Wednesday, October 21, 2009

Incognito

Today 2 (TWO!) of my very good friends didn't recognize me. I met a friend to walk early and another for lunch. How really bazaar! It as though I am going through my life now disguised as a thin person. This happened a few months ago with another very good friend who saw me going into the library and she wasn't expecting to see me so that makes more sense. Today it was people I was meeting and they didn't think that thin person was me. I am incognito.

It makes me feel weird. I haven't seen the changes because they are so gradual. This proves the picture in my head isn't always reality. I didn't feel very thin this morning after gaining 1 pound yesterday and going over my calories goal with 400 extra chocolate calories I couldn't resist. Must be PMS. I was famished all day yesterday and couldn't keep out of the chocolate after dinner. I had to go to bed at 8:30 to stop.

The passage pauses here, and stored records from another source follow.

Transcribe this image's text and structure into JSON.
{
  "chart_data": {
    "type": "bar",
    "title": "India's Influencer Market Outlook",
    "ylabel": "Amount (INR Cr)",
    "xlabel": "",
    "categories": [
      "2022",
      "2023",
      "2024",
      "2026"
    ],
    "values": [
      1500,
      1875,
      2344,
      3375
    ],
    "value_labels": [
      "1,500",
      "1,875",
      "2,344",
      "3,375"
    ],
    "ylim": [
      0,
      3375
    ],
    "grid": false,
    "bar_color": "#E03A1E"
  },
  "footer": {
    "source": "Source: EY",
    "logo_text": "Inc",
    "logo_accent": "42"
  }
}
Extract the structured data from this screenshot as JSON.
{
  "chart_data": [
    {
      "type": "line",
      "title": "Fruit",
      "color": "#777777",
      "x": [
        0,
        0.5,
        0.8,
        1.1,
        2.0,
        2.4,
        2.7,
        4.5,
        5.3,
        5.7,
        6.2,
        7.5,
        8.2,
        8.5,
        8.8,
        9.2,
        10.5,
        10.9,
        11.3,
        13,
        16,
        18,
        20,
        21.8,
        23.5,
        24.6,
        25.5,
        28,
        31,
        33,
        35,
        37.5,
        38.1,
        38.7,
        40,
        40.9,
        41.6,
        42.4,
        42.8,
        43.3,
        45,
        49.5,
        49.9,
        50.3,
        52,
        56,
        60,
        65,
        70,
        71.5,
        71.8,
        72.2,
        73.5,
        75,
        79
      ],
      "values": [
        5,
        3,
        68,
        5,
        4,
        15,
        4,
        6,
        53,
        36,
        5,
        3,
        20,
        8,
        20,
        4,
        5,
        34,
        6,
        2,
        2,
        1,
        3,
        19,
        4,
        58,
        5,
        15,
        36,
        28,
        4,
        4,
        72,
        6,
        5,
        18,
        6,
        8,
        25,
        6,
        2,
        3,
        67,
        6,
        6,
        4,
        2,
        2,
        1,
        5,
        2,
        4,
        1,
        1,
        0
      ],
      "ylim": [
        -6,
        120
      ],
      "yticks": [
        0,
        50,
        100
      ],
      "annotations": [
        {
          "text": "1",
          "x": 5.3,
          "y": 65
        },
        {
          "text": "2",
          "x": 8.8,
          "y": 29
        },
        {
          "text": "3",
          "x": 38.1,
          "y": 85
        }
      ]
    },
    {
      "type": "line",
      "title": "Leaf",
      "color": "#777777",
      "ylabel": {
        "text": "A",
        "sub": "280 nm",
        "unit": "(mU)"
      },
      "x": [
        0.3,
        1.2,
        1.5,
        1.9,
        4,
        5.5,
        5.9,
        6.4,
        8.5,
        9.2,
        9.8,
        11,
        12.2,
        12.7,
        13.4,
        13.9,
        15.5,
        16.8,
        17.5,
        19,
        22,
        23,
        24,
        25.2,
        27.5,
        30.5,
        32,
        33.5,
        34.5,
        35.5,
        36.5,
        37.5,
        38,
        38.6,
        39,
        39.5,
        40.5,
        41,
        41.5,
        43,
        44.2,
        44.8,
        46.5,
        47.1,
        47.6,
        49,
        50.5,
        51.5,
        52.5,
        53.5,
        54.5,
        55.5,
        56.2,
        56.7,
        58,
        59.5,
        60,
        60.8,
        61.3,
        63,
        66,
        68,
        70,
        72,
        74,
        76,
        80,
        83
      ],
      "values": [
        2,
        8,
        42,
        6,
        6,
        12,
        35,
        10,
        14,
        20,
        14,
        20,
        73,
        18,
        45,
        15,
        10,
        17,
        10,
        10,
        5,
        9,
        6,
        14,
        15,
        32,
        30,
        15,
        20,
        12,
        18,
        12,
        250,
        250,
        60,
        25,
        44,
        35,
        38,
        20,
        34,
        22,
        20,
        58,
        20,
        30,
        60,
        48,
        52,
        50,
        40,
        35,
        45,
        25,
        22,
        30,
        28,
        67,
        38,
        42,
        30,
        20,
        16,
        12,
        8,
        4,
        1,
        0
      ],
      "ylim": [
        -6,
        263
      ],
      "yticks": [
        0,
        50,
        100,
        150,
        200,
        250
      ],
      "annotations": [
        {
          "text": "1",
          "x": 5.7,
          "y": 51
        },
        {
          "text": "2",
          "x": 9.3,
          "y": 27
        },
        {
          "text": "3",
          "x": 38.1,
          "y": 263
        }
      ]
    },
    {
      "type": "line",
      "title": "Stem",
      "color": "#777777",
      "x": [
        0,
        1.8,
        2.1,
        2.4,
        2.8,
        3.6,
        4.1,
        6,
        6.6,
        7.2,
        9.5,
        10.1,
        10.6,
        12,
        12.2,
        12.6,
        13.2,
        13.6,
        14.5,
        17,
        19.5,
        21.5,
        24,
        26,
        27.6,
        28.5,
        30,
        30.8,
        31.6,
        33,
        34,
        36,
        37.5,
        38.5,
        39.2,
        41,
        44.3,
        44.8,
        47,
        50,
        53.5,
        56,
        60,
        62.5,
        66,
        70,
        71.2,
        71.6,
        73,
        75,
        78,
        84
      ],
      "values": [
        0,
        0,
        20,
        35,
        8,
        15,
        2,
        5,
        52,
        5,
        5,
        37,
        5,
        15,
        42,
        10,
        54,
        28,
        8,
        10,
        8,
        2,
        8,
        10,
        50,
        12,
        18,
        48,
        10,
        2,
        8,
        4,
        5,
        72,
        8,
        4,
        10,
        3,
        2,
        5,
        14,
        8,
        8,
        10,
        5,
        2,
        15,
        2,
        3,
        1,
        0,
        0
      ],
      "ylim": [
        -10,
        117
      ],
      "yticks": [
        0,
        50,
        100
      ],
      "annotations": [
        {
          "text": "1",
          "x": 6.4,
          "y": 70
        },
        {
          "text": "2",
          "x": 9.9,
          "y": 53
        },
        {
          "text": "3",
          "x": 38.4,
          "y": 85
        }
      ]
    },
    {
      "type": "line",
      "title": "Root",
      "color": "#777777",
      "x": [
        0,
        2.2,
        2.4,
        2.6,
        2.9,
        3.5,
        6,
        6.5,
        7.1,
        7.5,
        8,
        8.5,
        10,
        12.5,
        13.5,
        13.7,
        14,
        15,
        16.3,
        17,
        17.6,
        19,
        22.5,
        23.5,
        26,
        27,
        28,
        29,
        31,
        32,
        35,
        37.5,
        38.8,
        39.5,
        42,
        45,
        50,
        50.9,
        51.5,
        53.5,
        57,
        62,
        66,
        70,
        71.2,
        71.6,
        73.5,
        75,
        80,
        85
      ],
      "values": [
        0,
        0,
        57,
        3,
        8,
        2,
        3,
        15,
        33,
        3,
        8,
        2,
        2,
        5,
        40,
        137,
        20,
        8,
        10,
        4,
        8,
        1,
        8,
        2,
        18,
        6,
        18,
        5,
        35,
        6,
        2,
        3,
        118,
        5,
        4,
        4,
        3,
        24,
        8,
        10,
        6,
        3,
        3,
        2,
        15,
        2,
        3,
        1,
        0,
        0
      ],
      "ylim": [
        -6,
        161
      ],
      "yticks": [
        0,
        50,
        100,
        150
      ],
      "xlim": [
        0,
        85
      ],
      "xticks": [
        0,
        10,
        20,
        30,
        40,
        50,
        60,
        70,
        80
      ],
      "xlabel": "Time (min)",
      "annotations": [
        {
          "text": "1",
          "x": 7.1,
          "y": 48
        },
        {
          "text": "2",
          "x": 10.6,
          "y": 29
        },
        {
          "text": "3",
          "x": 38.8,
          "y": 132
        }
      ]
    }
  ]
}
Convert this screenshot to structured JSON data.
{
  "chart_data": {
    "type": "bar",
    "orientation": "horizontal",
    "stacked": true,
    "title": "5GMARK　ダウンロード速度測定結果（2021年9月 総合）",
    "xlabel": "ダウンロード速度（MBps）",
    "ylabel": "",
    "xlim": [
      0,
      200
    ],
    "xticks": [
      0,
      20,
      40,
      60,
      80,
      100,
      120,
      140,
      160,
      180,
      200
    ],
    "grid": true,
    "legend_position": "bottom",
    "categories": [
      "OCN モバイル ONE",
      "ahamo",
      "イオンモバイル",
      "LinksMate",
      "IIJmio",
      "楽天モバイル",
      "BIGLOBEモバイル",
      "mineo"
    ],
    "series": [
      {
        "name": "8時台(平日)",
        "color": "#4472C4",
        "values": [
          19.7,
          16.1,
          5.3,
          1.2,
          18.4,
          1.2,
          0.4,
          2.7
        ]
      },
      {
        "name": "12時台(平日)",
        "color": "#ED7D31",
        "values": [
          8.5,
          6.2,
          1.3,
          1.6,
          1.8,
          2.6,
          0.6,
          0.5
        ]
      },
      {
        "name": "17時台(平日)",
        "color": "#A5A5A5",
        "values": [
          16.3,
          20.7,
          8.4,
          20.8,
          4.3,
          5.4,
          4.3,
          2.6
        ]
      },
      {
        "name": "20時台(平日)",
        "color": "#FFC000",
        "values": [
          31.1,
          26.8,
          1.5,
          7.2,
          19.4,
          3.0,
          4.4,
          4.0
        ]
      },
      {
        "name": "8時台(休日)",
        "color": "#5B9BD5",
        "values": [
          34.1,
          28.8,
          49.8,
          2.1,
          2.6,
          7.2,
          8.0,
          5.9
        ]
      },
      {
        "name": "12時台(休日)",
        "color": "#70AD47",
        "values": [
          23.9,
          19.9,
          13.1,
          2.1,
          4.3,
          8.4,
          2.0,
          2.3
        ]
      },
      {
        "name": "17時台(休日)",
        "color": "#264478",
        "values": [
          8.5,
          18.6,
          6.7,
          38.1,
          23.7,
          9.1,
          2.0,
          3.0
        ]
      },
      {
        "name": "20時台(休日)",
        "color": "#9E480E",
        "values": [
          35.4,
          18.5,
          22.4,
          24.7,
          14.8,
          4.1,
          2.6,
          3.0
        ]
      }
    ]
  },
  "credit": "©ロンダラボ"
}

Today has been better. I worked at the IFC (soup kitchen) and didn't sample any of the desserts and feel better and more in control. I am not feeling very thin so I am glad that it was today that my dear friends didn't recognize me. A great help to my fragile ego after falling on the slope yesterday.

1 comment:

  1. Yes, you are a shadow of your former self and you look younger, healthier, and radiant!! It is not just the weight....I think it is the mind set, the walking, the attention to self care, and the healthy food. Three cheers for you!